For over a century, the washing machine has followed the trends of the times, undergoing numerous innovations and improvements. Today, we see a variety of beautifully designed washing machines with either a drum or agitator, which have evolved slowly throughout history.
The world's first washing machine was made in 1858 by American Hamilton Smith in Pittsburgh. The main component of this washing machine was a round barrel with a straight shaft fitted with paddle-shaped leaves, which was turned by rocking the shaft with a connected crank. That same year, Smith obtained a patent for this invention. However, this washing machine was difficult to use and damaged clothes, so it was not widely used, but it marked the beginning of machine washing. The following year, a washing machine appeared in Germany that used a pounding stick as a stirrer. When the pounding stick moved up and down, wooden pegs with springs installed on them acted continuously on the clothes.
In 1874, the era of "hand washing" was challenged like never before when American Bill Black's invented a wooden hand-cranked washing machine. The construction of Black's washing machine was extremely simple. Six blades were installed in a wooden barrel, which was turned by a handle and gear to flip the clothes in the barrel, thus achieving the goal of "clean clothes".
In 1880, a steam-powered washing machine was invented in America, marking the beginning of steam power replacing human power. After that, hydraulic washing machines and internal combustion engine washing machines also came into being. The hydraulic washing machine included a washing cylinder, a power source, and a connecting part with the ship, which did not require any electricity but used the natural power of river water to wash clothes, solving the problem of doing laundry on the ship, saving time and reducing housework intensity.
In 1910, American Fisher successfully produced the world's first electric washing machine in Chicago. The advent of the electric washing machine marked the beginning of home automation for human household work.

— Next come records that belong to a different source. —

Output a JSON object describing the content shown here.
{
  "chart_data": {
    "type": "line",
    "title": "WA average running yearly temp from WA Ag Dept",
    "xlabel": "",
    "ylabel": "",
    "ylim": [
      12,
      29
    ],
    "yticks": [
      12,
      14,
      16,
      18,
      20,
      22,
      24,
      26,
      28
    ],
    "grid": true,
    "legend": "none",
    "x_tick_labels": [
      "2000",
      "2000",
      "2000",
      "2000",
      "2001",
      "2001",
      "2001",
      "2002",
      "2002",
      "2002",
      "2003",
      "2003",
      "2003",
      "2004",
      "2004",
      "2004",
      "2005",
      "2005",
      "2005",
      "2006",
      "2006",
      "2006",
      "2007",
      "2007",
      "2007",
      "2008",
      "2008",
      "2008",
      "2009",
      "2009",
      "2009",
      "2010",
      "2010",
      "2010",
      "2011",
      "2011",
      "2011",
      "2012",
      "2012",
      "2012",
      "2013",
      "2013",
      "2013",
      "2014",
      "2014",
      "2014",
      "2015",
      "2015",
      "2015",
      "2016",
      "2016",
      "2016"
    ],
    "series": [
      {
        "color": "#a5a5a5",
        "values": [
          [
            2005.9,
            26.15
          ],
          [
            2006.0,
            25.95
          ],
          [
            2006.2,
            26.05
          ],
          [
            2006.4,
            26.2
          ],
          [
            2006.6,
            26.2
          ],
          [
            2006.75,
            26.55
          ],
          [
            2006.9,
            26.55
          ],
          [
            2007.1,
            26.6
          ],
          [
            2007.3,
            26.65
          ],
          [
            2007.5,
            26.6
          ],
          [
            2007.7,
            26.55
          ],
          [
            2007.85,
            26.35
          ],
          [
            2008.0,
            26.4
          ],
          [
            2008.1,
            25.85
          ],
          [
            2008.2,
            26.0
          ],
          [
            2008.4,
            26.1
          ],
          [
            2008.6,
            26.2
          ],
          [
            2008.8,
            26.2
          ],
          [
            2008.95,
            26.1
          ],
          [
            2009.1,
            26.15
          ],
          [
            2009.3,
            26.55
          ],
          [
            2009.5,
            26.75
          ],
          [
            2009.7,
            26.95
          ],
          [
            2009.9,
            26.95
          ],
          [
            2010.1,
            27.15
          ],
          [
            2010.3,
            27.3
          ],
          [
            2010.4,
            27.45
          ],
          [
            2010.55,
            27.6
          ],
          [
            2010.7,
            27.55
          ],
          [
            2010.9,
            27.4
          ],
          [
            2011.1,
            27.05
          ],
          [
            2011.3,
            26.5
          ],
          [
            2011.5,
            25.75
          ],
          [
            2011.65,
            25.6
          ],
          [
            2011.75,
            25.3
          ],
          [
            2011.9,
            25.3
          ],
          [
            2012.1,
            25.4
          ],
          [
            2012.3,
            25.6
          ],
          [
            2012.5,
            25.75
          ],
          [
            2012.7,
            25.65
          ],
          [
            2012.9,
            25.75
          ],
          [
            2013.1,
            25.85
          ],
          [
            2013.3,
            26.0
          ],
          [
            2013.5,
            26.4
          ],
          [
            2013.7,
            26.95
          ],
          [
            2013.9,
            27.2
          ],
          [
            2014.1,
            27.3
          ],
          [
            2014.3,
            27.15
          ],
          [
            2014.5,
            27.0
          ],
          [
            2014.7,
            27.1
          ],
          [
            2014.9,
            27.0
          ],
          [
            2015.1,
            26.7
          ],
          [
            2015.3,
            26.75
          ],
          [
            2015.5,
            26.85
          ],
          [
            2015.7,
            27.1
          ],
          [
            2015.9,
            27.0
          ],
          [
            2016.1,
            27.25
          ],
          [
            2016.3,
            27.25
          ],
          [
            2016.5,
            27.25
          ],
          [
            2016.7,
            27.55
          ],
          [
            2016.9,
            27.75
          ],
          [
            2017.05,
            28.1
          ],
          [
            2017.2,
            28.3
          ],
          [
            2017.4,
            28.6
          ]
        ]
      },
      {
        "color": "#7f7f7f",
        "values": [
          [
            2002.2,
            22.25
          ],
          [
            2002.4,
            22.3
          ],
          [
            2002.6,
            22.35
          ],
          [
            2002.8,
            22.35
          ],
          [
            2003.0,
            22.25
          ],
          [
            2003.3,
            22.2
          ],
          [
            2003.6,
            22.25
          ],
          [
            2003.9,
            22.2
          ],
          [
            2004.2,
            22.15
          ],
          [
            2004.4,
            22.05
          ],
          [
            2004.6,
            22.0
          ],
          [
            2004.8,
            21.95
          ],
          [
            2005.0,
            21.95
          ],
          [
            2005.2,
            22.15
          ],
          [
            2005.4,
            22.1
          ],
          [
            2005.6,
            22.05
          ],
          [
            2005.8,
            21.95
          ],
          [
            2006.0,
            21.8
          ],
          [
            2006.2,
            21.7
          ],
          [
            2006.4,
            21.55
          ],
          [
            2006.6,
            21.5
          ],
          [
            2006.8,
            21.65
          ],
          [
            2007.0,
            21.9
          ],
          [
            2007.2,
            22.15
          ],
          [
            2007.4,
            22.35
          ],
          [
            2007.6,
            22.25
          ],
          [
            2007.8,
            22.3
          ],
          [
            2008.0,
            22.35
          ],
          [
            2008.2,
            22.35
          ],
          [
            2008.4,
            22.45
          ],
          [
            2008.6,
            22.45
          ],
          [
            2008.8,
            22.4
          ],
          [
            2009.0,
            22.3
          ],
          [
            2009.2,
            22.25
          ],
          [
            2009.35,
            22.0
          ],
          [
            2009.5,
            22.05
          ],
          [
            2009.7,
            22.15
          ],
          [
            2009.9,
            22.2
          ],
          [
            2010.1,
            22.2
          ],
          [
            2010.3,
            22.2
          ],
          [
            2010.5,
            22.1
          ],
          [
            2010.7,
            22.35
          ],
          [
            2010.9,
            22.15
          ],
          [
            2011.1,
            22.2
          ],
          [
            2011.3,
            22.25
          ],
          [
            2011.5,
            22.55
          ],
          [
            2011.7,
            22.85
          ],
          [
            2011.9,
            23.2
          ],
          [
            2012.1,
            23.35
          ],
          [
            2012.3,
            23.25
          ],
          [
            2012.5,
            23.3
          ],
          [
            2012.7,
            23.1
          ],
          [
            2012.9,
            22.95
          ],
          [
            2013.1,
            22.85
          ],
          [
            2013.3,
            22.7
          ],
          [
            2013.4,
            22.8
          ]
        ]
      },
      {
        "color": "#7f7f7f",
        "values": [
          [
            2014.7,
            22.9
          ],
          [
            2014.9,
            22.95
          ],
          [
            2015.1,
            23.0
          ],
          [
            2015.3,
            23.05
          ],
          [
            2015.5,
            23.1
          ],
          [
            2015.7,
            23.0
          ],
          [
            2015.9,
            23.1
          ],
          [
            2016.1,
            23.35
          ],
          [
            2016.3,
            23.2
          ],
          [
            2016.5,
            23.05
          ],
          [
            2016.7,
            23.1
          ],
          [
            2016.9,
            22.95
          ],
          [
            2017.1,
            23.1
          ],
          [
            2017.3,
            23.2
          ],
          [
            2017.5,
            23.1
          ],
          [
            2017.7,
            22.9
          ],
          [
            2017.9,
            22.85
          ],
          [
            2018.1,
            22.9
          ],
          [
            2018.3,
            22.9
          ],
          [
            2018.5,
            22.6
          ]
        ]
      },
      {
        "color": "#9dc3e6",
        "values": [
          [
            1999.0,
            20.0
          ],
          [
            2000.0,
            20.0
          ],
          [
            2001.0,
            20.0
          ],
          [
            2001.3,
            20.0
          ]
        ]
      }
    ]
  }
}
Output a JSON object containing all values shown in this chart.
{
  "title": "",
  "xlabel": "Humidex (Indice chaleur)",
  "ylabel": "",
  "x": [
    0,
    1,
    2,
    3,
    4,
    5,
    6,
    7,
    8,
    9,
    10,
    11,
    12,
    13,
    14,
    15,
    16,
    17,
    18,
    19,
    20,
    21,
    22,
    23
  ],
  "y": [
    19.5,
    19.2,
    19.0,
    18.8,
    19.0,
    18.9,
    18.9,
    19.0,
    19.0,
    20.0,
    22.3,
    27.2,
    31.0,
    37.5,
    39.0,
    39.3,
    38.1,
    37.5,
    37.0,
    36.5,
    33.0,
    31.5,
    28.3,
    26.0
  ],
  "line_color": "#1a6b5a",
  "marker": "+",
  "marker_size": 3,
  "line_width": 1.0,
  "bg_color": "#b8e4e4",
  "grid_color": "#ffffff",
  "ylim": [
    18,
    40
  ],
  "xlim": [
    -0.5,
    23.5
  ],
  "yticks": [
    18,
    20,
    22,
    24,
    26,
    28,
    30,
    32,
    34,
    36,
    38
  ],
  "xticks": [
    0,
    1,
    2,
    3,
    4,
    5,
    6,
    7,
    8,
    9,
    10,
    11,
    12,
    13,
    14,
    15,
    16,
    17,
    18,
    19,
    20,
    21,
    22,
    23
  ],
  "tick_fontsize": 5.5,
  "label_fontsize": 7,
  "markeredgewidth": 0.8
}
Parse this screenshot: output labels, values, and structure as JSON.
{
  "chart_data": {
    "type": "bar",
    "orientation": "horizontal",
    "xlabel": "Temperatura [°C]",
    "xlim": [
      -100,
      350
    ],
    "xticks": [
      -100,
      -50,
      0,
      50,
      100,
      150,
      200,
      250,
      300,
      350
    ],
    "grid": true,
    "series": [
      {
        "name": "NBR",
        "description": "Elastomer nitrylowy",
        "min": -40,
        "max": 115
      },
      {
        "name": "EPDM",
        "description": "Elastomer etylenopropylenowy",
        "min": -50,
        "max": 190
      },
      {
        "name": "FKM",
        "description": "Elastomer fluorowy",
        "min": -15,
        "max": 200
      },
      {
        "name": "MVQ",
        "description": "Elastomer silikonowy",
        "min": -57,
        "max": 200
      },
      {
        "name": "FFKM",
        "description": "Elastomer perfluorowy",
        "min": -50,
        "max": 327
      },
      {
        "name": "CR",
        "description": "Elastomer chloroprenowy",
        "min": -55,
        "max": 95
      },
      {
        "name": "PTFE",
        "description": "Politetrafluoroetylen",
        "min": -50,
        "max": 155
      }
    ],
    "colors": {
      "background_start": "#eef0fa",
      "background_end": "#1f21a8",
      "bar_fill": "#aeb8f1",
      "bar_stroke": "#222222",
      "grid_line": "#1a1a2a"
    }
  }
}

In 1922, the Maytag Company in the United States reconstructed the washing structure of washing machines, changing the drag-type into an agitator-type, which fixed the structure of the washing machine and led to the birth of the first agitator washing machine. This washing machine had a vertical shaft in the center of the barrel with an agitator wing attached to the lower end of the shaft. The electric motor drove the vertical shaft, swinging periodically back-and-forth, enabling the clothes and water to keep tumbling and rubbing against each other to wash away dirt. The agitator washing machine had a scientific and reasonable structure, and was widely welcomed by people.
In 1932, the United States' Bendix Aviation Corporation announced that they had successfully developed the first front-loading drum washing machine, which completed the washing, rinsing, and dehydration processes within the same drum. This meant that the type of electric washing machine had taken a leap forward in terms of automation.
With the acceleration of industrialization, countries around the world have also accelerated the pace of washing machine development. The United Kingdom was the first to develop and launch a jet washing machine, which uses a strong vortex produced by the rotating impeller on one side of the barrel to tumble the clothes and washing liquid together in the drum to clean the clothes. In 1955, based on the introduction of the British jet washing machine, Japan developed its own uniquely designed and popular wave wheel washing machine that is still popular today.
Thus, in the field of washing machine production, there is a preliminary domination of agitator-type, drum-type, and wave wheel-type washing machines. With the further development of technology, the emergence of new types of washing machines has also brought new lifestyles to people.